Getting chunked through the air on an air ramp at a Make-A-Wish event. I was Shocker fighting Spider-Man and I was supposed to be tossed through the air. They set the pressure too high and I was sent flying over the landing bags. I ended up with a concussion and separated collar bone. Top it off, I was kicked in the crotch by one of the kids at the event because "I was a bad guy."
 
Well, for a convention I dressed up as Ramona from Scott Pilgrim and had this huuuge hammer... The convention was so packed that I ended up hitting everybody's head with the hammer xD! I was trying my best not to though xD
 
Getting chunked through the air on an air ramp at a Make-A-Wish event. I was Shocker fighting Spider-Man and I was supposed to be tossed through the air. They set the pressure too high and I was sent flying over the landing bags. I ended up with a concussion and separated collar bone. Top it off, I was kicked in the crotch by one of the kids at the event because "I was a bad guy."

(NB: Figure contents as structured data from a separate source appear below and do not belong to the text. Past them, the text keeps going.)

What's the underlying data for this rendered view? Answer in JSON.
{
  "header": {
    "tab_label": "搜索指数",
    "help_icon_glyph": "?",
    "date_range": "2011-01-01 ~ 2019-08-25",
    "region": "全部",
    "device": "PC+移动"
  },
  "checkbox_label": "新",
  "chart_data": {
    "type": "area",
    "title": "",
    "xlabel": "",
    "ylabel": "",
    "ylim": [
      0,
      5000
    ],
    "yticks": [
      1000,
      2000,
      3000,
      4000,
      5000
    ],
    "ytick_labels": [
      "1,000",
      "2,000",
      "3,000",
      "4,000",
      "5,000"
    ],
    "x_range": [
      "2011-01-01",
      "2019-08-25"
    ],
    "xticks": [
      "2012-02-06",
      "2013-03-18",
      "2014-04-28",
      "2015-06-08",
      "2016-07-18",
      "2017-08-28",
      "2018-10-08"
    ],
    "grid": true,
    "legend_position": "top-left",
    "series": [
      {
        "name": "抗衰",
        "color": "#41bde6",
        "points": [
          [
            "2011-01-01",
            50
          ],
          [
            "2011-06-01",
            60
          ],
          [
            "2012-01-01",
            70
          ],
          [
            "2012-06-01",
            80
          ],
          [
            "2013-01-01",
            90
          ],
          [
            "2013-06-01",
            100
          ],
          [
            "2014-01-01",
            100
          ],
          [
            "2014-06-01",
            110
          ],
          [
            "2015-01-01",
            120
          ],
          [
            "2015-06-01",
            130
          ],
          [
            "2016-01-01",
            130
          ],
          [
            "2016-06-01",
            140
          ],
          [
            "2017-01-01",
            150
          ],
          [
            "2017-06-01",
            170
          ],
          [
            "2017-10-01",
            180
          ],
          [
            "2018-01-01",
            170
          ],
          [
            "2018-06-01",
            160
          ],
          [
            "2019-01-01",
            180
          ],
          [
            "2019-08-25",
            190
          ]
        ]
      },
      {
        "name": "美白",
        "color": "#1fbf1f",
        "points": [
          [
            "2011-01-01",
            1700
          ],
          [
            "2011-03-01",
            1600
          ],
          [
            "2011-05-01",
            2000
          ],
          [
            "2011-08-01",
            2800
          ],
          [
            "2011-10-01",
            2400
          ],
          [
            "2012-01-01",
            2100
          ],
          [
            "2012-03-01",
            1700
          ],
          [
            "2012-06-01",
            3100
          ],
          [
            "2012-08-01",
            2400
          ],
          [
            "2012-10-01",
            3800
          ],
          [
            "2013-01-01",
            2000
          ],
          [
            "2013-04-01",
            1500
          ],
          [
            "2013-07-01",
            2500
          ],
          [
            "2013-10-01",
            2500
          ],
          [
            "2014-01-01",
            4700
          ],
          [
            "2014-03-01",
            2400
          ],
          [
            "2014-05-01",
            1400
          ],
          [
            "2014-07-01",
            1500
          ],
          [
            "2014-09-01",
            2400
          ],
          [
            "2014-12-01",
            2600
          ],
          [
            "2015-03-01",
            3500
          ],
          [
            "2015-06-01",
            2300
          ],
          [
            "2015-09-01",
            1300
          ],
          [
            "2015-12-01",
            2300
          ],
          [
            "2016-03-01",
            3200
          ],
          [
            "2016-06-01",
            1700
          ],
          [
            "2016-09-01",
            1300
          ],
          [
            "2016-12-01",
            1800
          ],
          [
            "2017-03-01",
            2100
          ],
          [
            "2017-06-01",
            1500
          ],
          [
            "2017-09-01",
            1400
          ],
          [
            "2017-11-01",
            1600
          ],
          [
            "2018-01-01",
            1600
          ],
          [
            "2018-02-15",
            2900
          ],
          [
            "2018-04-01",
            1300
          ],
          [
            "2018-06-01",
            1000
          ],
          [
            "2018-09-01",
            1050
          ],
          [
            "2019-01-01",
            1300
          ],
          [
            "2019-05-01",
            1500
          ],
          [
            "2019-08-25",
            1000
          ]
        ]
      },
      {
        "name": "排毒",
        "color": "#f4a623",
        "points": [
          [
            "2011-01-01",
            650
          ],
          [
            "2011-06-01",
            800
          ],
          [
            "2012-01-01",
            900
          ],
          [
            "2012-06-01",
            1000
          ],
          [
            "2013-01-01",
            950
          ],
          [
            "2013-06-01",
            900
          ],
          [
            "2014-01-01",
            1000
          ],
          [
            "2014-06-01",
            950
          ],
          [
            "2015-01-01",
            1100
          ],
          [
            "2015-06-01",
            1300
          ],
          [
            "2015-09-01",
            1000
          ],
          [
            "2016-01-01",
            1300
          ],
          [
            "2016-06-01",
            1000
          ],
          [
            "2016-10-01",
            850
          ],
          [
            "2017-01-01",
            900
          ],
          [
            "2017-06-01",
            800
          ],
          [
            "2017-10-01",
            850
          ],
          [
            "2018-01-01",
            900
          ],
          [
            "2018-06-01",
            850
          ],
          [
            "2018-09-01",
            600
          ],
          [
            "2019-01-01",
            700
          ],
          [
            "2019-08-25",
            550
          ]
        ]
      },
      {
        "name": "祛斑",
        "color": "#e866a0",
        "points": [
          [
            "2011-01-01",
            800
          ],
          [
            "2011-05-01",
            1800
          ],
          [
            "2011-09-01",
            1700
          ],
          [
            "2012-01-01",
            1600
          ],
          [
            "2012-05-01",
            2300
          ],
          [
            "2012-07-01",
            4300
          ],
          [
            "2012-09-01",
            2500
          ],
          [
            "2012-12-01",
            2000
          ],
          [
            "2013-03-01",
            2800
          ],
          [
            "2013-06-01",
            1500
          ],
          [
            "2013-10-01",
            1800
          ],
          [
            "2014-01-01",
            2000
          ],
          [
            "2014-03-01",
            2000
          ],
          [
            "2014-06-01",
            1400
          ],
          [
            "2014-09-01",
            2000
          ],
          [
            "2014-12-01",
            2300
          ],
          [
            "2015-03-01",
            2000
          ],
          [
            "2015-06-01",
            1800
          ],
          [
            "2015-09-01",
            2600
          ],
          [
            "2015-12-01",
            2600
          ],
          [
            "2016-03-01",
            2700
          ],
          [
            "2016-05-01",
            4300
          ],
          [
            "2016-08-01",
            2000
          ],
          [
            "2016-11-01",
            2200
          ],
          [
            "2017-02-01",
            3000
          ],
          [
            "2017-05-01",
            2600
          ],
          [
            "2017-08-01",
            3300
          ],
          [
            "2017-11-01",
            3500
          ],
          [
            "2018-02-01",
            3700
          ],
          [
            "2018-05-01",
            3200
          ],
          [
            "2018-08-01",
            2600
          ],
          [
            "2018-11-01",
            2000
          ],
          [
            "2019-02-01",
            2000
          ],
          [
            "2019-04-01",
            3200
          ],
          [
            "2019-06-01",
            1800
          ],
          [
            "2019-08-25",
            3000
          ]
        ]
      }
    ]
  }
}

That is a seriously bad day. You're probably lucky those were the only major injuries. I've seen people end up in wheelchairs from stupid mistakes like that.
 
That is a seriously bad day. You're probably lucky those were the only major injuries. I've seen people end up in wheelchairs from stupid mistakes like that.

Yeah I braced for impact so the damage wasn't as bad. Was gunshy about doing charity work until a few years after. Now I'm going to be doing essentially the same thing all over again with some Spider-Man villain suits. Should be fun.